Policy Rules When Money Still Matters

In an interesting recent paper and blog post “Money Still Matters,” Michael Belongia and Peter Ireland report new empirical results with relevance to monetary policy.  They show that the Divisia index of the money supply (not M1 or M2) has effects on the economy over and above the effects of the short term interest rate.

The results suggest that central bankers—as they look into alternative strategies for monetary policy—should consider some kind of money growth rate rule, at least as a supplement to the interest rate rules which have been the focus of research and practice for many years.

I agree with this view, and have for a long time pushed back against the trend of central banks—including the Fed—to ignore money growth.  In situations where the interest rate hits the lower bound or more generally in situations of deflation or hyperinflation, I have argued that central banks need to focus on a policy rule which keeps the growth rate of the money supply steady. In a 1996 paper, for example, I recommended that “Interest rate rules need to be supplemented by money supply rules in cases of either extended deflation or hyperinflation.”

Belongia and Ireland point out that my early work on policy rules in the 1970s was completely in terms of money growth rules.  That is true, but why the change toward interest rate rules? In their brief history of the 1980s and 1990s, Belongia and Ireland seem to provide an answer with a summary of my 1993 policy rule paper which they say “showed how well the Fed adjusted its funds rate target in response to movements in output and inflation during the late 1980s and early 1990s. The debate was closed. A new consensus, prevailing to this day, placed interest rates instead of money at the heart of all monetary policy discussions.”

But that Fed decisions were fairly close to some interest rate rule during such a short span of time was not my rationale for proposed interest rate rule.  Rather research in monetary theory was the rationale.

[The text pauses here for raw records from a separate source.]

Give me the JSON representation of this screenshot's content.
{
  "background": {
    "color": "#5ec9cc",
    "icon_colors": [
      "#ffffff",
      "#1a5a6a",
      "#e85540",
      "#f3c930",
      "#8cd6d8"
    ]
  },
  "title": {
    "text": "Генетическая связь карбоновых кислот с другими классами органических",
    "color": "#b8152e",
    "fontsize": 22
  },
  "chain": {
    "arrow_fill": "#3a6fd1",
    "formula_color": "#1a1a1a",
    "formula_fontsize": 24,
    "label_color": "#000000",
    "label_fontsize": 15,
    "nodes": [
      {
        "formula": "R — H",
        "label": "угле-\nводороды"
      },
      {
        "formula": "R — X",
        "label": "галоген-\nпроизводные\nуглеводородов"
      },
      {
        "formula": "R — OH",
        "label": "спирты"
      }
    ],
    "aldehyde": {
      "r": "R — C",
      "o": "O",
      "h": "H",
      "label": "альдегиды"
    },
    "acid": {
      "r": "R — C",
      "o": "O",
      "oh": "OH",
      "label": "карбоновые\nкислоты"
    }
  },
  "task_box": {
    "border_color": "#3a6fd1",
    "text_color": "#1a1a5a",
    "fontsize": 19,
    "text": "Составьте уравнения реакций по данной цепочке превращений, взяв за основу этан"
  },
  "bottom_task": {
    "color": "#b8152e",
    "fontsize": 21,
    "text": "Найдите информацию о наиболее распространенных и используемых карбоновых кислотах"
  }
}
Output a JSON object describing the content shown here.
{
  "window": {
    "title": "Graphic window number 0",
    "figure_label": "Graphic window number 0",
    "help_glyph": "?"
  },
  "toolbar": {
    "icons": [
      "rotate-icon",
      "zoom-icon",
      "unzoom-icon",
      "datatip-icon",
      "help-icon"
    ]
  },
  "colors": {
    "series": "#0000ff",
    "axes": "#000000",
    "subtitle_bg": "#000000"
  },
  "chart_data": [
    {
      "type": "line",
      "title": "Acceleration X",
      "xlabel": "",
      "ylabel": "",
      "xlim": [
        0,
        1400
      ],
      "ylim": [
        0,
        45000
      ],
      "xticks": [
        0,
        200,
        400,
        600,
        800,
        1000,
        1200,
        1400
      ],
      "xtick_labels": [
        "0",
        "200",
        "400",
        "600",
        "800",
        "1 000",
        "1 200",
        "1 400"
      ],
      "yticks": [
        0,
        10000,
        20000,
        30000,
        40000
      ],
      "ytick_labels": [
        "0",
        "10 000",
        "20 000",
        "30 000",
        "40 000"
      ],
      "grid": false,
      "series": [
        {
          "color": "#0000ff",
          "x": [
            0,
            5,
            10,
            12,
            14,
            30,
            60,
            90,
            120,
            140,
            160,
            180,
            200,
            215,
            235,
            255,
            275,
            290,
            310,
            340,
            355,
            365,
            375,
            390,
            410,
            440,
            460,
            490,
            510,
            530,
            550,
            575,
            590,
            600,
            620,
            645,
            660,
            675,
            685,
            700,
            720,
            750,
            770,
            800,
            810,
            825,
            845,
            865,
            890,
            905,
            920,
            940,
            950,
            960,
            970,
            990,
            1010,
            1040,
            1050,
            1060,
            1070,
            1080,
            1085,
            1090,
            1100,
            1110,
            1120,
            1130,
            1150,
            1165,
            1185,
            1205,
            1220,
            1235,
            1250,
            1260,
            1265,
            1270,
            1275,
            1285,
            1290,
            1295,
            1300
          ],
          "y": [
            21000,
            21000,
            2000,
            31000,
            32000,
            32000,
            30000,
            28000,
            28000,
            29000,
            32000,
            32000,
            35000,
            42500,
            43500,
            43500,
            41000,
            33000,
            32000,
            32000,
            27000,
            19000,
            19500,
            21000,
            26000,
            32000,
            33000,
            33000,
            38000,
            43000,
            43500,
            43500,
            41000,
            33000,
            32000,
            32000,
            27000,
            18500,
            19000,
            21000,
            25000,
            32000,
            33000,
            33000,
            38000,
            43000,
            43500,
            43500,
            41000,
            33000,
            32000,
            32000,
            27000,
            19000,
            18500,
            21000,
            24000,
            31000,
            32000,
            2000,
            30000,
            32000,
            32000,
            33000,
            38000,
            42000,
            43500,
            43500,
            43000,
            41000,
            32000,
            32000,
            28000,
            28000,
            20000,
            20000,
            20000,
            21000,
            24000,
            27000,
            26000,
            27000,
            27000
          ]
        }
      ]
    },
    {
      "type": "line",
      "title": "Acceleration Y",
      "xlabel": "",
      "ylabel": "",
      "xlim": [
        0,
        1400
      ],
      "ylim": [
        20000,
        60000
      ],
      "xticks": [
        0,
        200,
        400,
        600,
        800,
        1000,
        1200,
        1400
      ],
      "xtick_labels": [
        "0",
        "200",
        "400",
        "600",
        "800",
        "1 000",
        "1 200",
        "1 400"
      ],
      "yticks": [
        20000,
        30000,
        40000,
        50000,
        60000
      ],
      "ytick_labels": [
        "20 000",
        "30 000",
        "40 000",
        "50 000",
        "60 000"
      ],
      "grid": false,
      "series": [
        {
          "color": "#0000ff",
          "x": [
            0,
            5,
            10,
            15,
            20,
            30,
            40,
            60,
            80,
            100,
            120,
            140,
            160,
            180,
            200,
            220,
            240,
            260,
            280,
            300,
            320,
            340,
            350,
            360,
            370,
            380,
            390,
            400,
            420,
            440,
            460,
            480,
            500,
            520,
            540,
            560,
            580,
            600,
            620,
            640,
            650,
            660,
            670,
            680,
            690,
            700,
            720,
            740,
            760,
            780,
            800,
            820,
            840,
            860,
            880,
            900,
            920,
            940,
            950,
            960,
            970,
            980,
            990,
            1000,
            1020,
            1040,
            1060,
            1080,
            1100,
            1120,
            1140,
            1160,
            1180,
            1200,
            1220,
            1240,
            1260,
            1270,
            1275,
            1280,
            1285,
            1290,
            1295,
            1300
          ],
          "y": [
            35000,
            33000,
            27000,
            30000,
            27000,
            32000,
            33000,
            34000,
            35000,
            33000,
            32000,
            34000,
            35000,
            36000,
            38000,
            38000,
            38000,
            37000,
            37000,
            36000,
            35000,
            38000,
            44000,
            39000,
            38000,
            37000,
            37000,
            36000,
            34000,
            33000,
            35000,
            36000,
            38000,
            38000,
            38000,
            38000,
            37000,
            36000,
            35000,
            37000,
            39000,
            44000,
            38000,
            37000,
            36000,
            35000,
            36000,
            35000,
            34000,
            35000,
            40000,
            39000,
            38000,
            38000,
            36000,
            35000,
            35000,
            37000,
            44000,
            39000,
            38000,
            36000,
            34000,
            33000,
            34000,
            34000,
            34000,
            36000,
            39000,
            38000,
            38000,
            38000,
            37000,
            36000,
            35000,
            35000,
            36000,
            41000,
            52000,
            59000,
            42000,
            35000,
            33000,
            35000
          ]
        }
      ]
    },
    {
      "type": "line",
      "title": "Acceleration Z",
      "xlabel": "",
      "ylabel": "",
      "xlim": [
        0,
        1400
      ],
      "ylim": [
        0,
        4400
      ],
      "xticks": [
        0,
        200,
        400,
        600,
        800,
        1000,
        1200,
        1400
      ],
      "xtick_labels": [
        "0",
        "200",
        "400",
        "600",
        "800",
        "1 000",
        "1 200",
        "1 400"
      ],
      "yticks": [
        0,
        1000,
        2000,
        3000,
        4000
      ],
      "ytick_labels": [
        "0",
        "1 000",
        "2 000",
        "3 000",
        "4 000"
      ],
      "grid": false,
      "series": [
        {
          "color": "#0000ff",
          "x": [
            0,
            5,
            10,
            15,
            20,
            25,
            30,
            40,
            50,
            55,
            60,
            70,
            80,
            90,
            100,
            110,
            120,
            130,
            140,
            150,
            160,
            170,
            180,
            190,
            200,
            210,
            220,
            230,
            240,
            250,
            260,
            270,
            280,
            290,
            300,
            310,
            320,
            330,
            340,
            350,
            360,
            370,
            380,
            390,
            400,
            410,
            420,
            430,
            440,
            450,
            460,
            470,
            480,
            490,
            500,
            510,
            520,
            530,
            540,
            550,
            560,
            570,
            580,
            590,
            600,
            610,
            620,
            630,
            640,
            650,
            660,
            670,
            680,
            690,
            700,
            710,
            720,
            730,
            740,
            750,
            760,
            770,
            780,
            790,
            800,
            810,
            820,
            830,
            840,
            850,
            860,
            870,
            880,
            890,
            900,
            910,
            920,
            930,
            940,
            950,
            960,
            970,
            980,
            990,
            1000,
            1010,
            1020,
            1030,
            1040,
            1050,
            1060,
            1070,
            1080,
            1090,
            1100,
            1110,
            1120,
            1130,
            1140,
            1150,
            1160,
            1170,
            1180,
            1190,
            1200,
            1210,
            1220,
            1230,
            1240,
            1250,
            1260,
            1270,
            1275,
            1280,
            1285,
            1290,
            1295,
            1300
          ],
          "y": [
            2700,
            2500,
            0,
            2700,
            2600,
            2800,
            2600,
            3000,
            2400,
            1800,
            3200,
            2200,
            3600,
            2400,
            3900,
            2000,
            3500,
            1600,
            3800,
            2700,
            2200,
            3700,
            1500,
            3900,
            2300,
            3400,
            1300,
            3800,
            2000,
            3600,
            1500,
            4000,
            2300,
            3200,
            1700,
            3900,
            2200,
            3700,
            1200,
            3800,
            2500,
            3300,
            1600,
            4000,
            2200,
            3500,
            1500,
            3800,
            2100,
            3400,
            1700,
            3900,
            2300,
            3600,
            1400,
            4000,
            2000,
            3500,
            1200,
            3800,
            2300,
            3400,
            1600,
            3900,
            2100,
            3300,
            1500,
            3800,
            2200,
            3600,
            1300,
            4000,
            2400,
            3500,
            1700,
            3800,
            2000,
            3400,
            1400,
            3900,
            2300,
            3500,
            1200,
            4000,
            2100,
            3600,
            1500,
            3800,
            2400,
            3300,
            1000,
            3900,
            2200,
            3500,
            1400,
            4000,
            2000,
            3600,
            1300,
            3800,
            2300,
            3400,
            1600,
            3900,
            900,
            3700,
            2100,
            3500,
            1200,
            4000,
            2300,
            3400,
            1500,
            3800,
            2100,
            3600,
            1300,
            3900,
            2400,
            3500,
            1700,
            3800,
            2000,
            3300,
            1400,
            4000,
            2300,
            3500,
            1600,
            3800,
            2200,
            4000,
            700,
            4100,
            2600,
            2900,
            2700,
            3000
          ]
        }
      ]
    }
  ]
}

It was the implication of empirically estimated structural monetary models (with rational expectations and rigidities) that I was developing and working with in the 1980s.  They had exchange rates and long term interest rates as well as short term interest rates with both internal and external dynamic stochastic shocks.

These models showed that interest rates rules would work better, at least with the range of shocks observed in the United States.  This result first came out of research I was doing at the Philadelphia Fed with Nicholas Carlozzi, but the close connection between money growth rules and interest rate rules was very important in my view and I stressed it often. Different types of models and views on the monetary transmission mechanism led to similar conclusions so it was a robust result.  In one of his last research papers Milton Friedman argued that the Taylor rule for the interest rate worked well because it was a way to keep the growth rate of the money supply constant, another way to make the connection between money growth rules and interest rate rules.

I argued that interest rate rules need to be placed within a band. Outside that band the central bank should rely on money growth rules.  In simulating the multi-country empirical model at Stanford in the 1980s we took account of the zero bound on the interest rate, switching to money growth. And this is what I recommended in 2009.  However, the series of on-and-off quantitative easing that began in 2009 was never aimed at keeping money growth steady or even at keeping it from falling, which is clear in the erratic behavior of M2 (see here) or Divisia, as Belongia and Ireland show.

In order to go from the interesting empirical results of Belongia and Ireland to a policy strategy, more research on alternative policy rules is needed.  Are there structural models where alternative policy rules with money growth work better? What are those rules? Are they robust to other types of models? Such research led to the types of policy rules that are now the focus of so much attention. In my view it will lead to improvement in these rules, and in this regard it is useful to recall where policy rules for the interest rate came from in the first place.